One key business topic which remains topical is that of innovation. Most CEO’s list innovation as one of their top priorities. However, innovation remains elusive. The vast majority of established firms feel there is a big gap between their efforts and their achievements.
So what do companies do? They can look to companies renowned for innovation such as Apple and Google, and try to learn from them. But that’s a flawed approach. Apple and Google have innovation ingrained their values. They have many years of success to build on and they are able to take some risks.
I think a more useful approach is start from the principles of innovation and look at high growth companies to understand how they are putting those principles into practice.
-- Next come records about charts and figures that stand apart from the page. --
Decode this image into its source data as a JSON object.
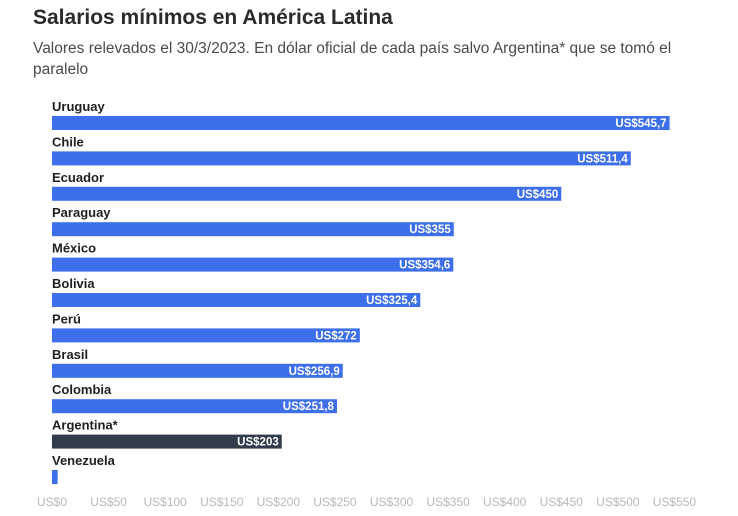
{
  "header": {
    "title": "Salarios mínimos en América Latina",
    "subtitle": "Valores relevados el 30/3/2023. En dólar oficial de cada país salvo Argentina* que se tomó el paralelo"
  },
  "colors": {
    "bar": "#3d6fea",
    "bar_highlight": "#333c4d",
    "tick_text": "#b8b8b8"
  },
  "chart_data": {
    "type": "bar",
    "orientation": "horizontal",
    "title": "Salarios mínimos en América Latina",
    "subtitle": "Valores relevados el 30/3/2023. En dólar oficial de cada país salvo Argentina* que se tomó el paralelo",
    "xlabel": "",
    "ylabel": "",
    "xlim": [
      0,
      550
    ],
    "grid": false,
    "categories": [
      "Uruguay",
      "Chile",
      "Ecuador",
      "Paraguay",
      "México",
      "Bolivia",
      "Perú",
      "Brasil",
      "Colombia",
      "Argentina*",
      "Venezuela"
    ],
    "values": [
      545.7,
      511.4,
      450,
      355,
      354.6,
      325.4,
      272,
      256.9,
      251.8,
      203,
      5
    ],
    "value_labels": [
      "US$545,7",
      "US$511,4",
      "US$450",
      "US$355",
      "US$354,6",
      "US$325,4",
      "US$272",
      "US$256,9",
      "US$251,8",
      "US$203",
      ""
    ],
    "highlight": [
      false,
      false,
      false,
      false,
      false,
      false,
      false,
      false,
      false,
      true,
      false
    ],
    "x_ticks": [
      0,
      50,
      100,
      150,
      200,
      250,
      300,
      350,
      400,
      450,
      500,
      550
    ],
    "x_tick_labels": [
      "US$0",
      "US$50",
      "US$100",
      "US$150",
      "US$200",
      "US$250",
      "US$300",
      "US$350",
      "US$400",
      "US$450",
      "US$500",
      "US$550"
    ]
  }
}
So what are these principles? Here are three that I think are really important:
Time Out. It’s a well-established principle that people need slack time to work through their ideas. As an example consider the software company, Red Gate. They first experimented with a “coding by the sea” initiative, where they got a bunch of volunteers to take over a beach house for a few days to see if they could make progress on a software product. This then expanded to “down tools week” which is a company-wide initiative, once a year, where everyone puts their normal routine work on hold and commits to doing something new, something a bit risky, or something that has been annoying them. There is also a “sweat the small stuff” day, once a quarter, for getting on top of the creeping bureaucracy and niggling problems that accumulate over time. These activities provide the necessary time out for employees, but with a reasonable degree of focus at the same time.
Loosely defined roles. One of the biggest obstacles to innovation is the notion of a job description — it is a guaranteed way of narrowing an employee’s focus around someone else’s view of what’s important, and of not making full use of their latent skill-set. Innovative companies avoid giving people job descriptions, or they find creative ways of encouraging them to join multiple projects. For example, Innocent asks all its employees to help deliver its vision, “to make natural, delicious food and drink that helps people live well and die old.” Over the last few years, its big new product lines — including a healthy Veg Pot and its This Water line — have both come from ideas conceived and developed by mid-level employees.
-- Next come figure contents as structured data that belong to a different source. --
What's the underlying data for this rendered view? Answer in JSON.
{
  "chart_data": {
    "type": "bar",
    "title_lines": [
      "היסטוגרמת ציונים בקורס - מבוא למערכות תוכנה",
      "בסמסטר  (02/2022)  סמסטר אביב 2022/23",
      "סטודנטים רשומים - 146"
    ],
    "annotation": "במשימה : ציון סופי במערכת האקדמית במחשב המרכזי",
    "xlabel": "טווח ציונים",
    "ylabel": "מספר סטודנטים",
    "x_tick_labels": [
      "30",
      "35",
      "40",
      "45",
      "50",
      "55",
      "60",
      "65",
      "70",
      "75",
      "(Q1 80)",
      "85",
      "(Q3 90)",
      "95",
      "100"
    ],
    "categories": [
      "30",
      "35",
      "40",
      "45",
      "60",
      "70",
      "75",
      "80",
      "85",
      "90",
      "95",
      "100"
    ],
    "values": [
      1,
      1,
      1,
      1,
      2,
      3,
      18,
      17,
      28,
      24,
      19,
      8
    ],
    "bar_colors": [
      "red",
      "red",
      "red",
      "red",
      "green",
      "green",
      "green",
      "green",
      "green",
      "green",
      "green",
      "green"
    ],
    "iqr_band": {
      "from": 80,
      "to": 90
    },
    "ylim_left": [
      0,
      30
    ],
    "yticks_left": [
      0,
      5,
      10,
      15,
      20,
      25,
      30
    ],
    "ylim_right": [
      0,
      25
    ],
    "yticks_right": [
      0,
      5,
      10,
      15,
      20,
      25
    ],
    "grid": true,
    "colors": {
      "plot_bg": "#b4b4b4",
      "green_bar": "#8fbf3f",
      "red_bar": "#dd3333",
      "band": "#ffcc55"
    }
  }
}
Tolerance of Failure. Successful innovation requires tolerance of failure. Very often so many management processes, the ones that support innovation, are designed to avoid failure and to ignore it when it does happen. Companies can try to breed tolerance for failure through using skills of leaders, but we also need to find ways of institutionalising this approach. For example the advertising agency Grey has a Heroic Failure award in similar vein.
Have you noticed a key theme that links these three principles? None of them involve idea-generation schemes. Rather, they are all about translating ideas into action. In my view, many companies get distracted by the ‘shiny new toy syndrome’ of new ideas, and they forget that the hard part is taking those ideas and putting them to work. That is where the real progress is to be made.